A Marine “accidentally” put his foot through the glass of the empty picture frame on the floor and stormed off. But what proof did the pictures represent? There was no telling their date, and from 1996-2001 the Taleban were the Government. As for the weapons, they are found in every Afghan home. There was little the Americans could do but upload the man’s fingerprints and iris scan on to a biometric data machine and tell him he was being monitored. From the other rooms came the sounds of Afghan soldiers kicking down doors and breaking things. At another compound people told the Afghan soldiers that groups of Taleban fighters patrolled the area every day on motorbikes.
By now the temperature was around 52C (125F) and the Marines were fighting the elements. As they moved forward again the engineers found a fourth bomb, buried in a wall. It was defused. Intelligence reports suggested that the Taleban were massing fighters for an attack. Many of the soldiers were relieved that, at last, they might be able to shoot back.
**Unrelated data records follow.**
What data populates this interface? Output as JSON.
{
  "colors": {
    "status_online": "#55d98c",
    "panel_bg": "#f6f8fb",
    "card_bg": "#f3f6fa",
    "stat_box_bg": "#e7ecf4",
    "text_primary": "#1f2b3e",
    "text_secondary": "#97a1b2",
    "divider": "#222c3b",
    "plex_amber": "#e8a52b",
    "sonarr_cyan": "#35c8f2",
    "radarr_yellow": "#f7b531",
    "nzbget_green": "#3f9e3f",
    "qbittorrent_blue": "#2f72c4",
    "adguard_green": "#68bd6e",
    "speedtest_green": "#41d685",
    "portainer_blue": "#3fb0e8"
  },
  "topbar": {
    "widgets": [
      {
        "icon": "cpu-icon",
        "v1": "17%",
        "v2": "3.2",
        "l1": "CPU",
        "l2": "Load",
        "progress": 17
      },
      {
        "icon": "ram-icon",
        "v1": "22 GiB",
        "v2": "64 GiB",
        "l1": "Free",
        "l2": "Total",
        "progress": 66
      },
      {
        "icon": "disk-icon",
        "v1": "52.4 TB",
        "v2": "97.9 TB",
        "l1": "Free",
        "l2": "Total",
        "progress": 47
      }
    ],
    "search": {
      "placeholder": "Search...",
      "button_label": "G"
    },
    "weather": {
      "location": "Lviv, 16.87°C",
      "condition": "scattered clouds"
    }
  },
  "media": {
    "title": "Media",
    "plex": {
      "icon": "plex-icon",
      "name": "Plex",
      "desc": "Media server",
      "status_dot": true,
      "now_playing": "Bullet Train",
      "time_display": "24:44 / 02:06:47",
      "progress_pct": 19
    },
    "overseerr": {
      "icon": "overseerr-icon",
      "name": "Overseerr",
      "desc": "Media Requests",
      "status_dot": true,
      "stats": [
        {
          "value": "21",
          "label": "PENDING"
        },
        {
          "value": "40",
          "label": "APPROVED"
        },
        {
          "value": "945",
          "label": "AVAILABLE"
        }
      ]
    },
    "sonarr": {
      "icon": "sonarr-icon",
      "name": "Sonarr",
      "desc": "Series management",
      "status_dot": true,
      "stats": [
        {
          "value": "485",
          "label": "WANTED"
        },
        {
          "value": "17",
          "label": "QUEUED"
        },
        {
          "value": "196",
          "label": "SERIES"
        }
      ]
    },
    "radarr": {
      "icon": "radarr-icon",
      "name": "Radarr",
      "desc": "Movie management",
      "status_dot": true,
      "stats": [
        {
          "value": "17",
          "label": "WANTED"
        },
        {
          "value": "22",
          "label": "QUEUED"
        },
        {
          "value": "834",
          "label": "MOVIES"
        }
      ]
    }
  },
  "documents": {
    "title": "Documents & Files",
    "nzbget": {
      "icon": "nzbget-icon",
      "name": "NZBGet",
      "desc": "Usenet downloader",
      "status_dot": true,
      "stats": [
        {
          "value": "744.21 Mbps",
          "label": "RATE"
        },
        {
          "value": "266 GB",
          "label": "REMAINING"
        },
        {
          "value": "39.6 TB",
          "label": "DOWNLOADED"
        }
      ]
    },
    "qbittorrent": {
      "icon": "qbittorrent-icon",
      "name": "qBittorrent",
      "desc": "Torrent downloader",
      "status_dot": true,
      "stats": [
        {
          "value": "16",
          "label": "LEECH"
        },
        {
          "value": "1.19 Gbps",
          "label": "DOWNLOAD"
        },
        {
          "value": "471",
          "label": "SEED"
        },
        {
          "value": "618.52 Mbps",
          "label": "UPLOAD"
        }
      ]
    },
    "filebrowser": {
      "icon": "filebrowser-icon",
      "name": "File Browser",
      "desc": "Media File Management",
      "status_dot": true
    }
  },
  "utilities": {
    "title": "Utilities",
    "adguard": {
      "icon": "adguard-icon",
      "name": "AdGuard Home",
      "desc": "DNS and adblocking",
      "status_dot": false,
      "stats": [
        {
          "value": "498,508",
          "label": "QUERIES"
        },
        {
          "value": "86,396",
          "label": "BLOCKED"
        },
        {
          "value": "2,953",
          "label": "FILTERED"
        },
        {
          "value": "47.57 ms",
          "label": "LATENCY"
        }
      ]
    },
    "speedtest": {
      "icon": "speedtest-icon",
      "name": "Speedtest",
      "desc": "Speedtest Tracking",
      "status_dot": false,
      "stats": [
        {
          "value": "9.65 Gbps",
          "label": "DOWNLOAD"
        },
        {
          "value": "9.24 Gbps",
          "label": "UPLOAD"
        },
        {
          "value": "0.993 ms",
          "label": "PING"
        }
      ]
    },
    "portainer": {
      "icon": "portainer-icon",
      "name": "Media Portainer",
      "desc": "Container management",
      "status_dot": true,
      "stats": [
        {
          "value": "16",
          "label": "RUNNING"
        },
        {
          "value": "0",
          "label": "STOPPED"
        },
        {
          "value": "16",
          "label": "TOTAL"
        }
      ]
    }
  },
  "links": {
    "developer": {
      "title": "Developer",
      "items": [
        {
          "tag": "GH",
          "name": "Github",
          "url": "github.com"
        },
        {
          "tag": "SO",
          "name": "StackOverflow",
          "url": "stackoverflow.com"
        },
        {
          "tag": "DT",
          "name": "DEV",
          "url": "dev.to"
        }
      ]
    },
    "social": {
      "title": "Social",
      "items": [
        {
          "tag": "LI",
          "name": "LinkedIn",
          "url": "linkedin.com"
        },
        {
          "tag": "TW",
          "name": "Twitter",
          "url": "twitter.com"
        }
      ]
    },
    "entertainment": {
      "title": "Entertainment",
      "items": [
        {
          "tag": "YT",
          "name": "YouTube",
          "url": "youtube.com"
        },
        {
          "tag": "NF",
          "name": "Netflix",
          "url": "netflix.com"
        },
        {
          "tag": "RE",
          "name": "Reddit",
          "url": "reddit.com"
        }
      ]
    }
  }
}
But if the Taleban were still around they remained hidden, wary of the Cobra helicopters overhead. Instead, the Americans were advancing on to the fifth and largest bomb of the day.
Again, luck and keen eyes would come to their aid. As they traversed a field Private Joseph Helmick, 25, spotted something odd — two stakes buried in the ground. They were a marker for a watching bomb triggerman. The unit halted and as Fox Company’s explosives experts moved forward with their minesweepers, they found a command wire and two separate 40lb cylinders of explosive. These were detonated, scattering earth over a 100m area.
As they pulled up the wire they discovered it appeared to lead to the village mosque. As had been the case all day, none of the locals appeared to know why.